Learning Lane Graph Representations for Motion Forecasting
Ming Liang, Bin Yang, Rui Hu, Yun Chen, Renjie Liao, Song Feng, Raquel Urtasun
TL;DR
This work addresses the challenge of motion forecasting in autonomous driving by replacing rasterized map inputs with a structured lane graph derived from vectorized HD-map data. It introduces LaneGCN, a graph-convolutional architecture with multi-type and dilated operations to capture lane topology, and couples it with ActorNet and FusionNet to model rich actor–map interactions. The approach enables explicit, topology-aware map representations and four interaction channels (A2L, L2L, L2A, A2A), achieving substantial improvements on the Argoverse benchmark.
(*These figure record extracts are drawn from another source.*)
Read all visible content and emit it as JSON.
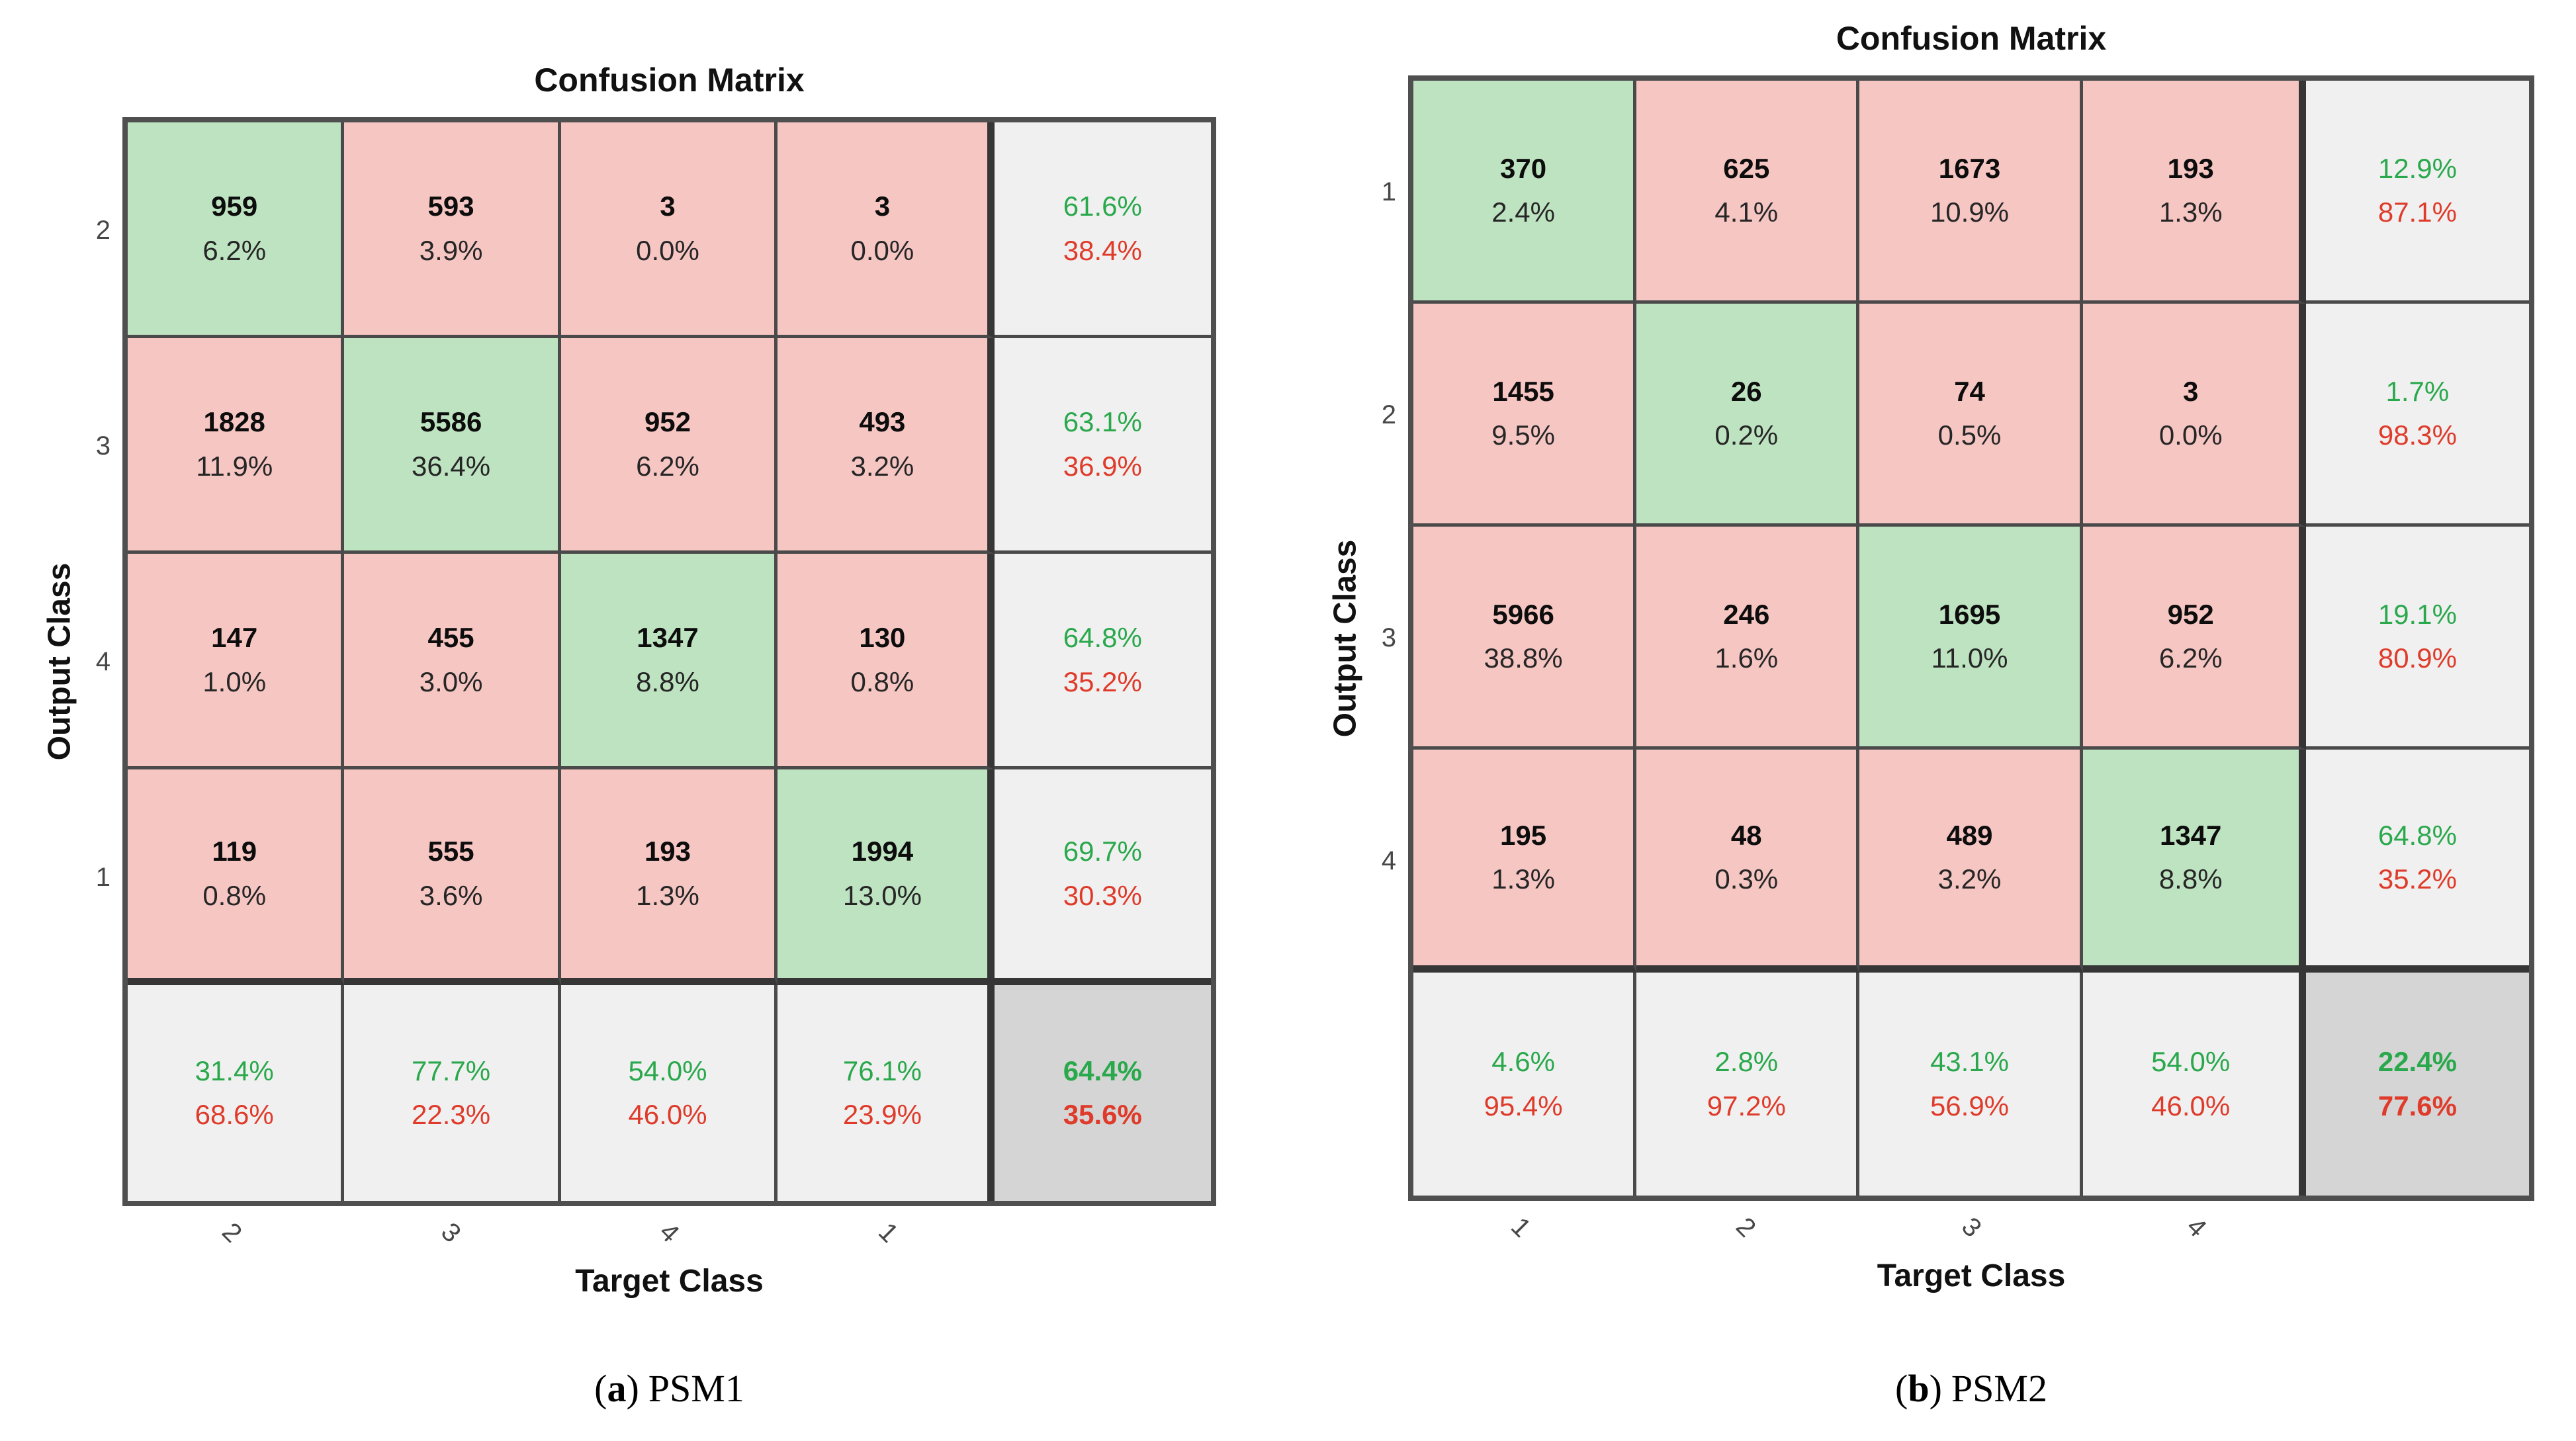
{
  "page": {
    "background": "#ffffff"
  },
  "colors": {
    "diag_fill": "#BEE3C1",
    "off_fill": "#F6C6C3",
    "summary_fill": "#F0F0F0",
    "total_fill": "#D5D5D5",
    "green_text": "#2AA84C",
    "red_text": "#DF3B2B",
    "grid_line": "#4A4A4A",
    "grid_sep": "#363636",
    "frame": "#4F4F4F",
    "tick_text": "#474747",
    "ink": "#111111",
    "page_bg": "#ffffff"
  },
  "chart_data": [
    {
      "type": "heatmap",
      "subtype": "confusion_matrix",
      "title": "Confusion Matrix",
      "xlabel": "Target Class",
      "ylabel": "Output Class",
      "caption": {
        "open": "(",
        "letter": "a",
        "close": ")",
        "label": "PSM1"
      },
      "row_labels": [
        "2",
        "3",
        "4",
        "1"
      ],
      "col_labels": [
        "2",
        "3",
        "4",
        "1"
      ],
      "cells": [
        [
          {
            "count": "959",
            "pct": "6.2%",
            "diag": true
          },
          {
            "count": "593",
            "pct": "3.9%",
            "diag": false
          },
          {
            "count": "3",
            "pct": "0.0%",
            "diag": false
          },
          {
            "count": "3",
            "pct": "0.0%",
            "diag": false
          }
        ],
        [
          {
            "count": "1828",
            "pct": "11.9%",
            "diag": false
          },
          {
            "count": "5586",
            "pct": "36.4%",
            "diag": true
          },
          {
            "count": "952",
            "pct": "6.2%",
            "diag": false
          },
          {
            "count": "493",
            "pct": "3.2%",
            "diag": false
          }
        ],
        [
          {
            "count": "147",
            "pct": "1.0%",
            "diag": false
          },
          {
            "count": "455",
            "pct": "3.0%",
            "diag": false
          },
          {
            "count": "1347",
            "pct": "8.8%",
            "diag": true
          },
          {
            "count": "130",
            "pct": "0.8%",
            "diag": false
          }
        ],
        [
          {
            "count": "119",
            "pct": "0.8%",
            "diag": false
          },
          {
            "count": "555",
            "pct": "3.6%",
            "diag": false
          },
          {
            "count": "193",
            "pct": "1.3%",
            "diag": false
          },
          {
            "count": "1994",
            "pct": "13.0%",
            "diag": true
          }
        ]
      ],
      "row_summary": [
        [
          "61.6%",
          "38.4%"
        ],
        [
          "63.1%",
          "36.9%"
        ],
        [
          "64.8%",
          "35.2%"
        ],
        [
          "69.7%",
          "30.3%"
        ]
      ],
      "col_summary": [
        [
          "31.4%",
          "68.6%"
        ],
        [
          "77.7%",
          "22.3%"
        ],
        [
          "54.0%",
          "46.0%"
        ],
        [
          "76.1%",
          "23.9%"
        ]
      ],
      "total": [
        "64.4%",
        "35.6%"
      ]
    },
    {
      "type": "heatmap",
      "subtype": "confusion_matrix",
      "title": "Confusion Matrix",
      "xlabel": "Target Class",
      "ylabel": "Output Class",
      "caption": {
        "open": "(",
        "letter": "b",
        "close": ")",
        "label": "PSM2"
      },
      "row_labels": [
        "1",
        "2",
        "3",
        "4"
      ],
      "col_labels": [
        "1",
        "2",
        "3",
        "4"
      ],
      "cells": [
        [
          {
            "count": "370",
            "pct": "2.4%",
            "diag": true
          },
          {
            "count": "625",
            "pct": "4.1%",
            "diag": false
          },
          {
            "count": "1673",
            "pct": "10.9%",
            "diag": false
          },
          {
            "count": "193",
            "pct": "1.3%",
            "diag": false
          }
        ],
        [
          {
            "count": "1455",
            "pct": "9.5%",
            "diag": false
          },
          {
            "count": "26",
            "pct": "0.2%",
            "diag": true
          },
          {
            "count": "74",
            "pct": "0.5%",
            "diag": false
          },
          {
            "count": "3",
            "pct": "0.0%",
            "diag": false
          }
        ],
        [
          {
            "count": "5966",
            "pct": "38.8%",
            "diag": false
          },
          {
            "count": "246",
            "pct": "1.6%",
            "diag": false
          },
          {
            "count": "1695",
            "pct": "11.0%",
            "diag": true
          },
          {
            "count": "952",
            "pct": "6.2%",
            "diag": false
          }
        ],
        [
          {
            "count": "195",
            "pct": "1.3%",
            "diag": false
          },
          {
            "count": "48",
            "pct": "0.3%",
            "diag": false
          },
          {
            "count": "489",
            "pct": "3.2%",
            "diag": false
          },
          {
            "count": "1347",
            "pct": "8.8%",
            "diag": true
          }
        ]
      ],
      "row_summary": [
        [
          "12.9%",
          "87.1%"
        ],
        [
          "1.7%",
          "98.3%"
        ],
        [
          "19.1%",
          "80.9%"
        ],
        [
          "64.8%",
          "35.2%"
        ]
      ],
      "col_summary": [
        [
          "4.6%",
          "95.4%"
        ],
        [
          "2.8%",
          "97.2%"
        ],
        [
          "43.1%",
          "56.9%"
        ],
        [
          "54.0%",
          "46.0%"
        ]
      ],
      "total": [
        "22.4%",
        "77.6%"
      ]
    }
  ]
}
The results demonstrate the practical impact of using lane graphs and fusion-based interactions for accurate, multi-modal trajectory prediction in real-world driving scenarios.
Abstract
We propose a motion forecasting model that exploits a novel structured map representation as well as actor-map interactions. Instead of encoding vectorized maps as raster images, we construct a lane graph from raw map data to explicitly preserve the map structure. To capture the complex topology and long range dependencies of the lane graph, we propose LaneGCN which extends graph convolutions with multiple adjacency matrices and along-lane dilation. To capture the complex interactions between actors and maps, we exploit a fusion network consisting of four types of interactions, actor-to-lane, lane-to-lane, lane-to-actor and actor-to-actor. Powered by LaneGCN and actor-map interactions, our model is able to predict accurate and realistic multi-modal trajectories. Our approach significantly outperforms the state-of-the-art on the large scale Argoverse motion forecasting benchmark.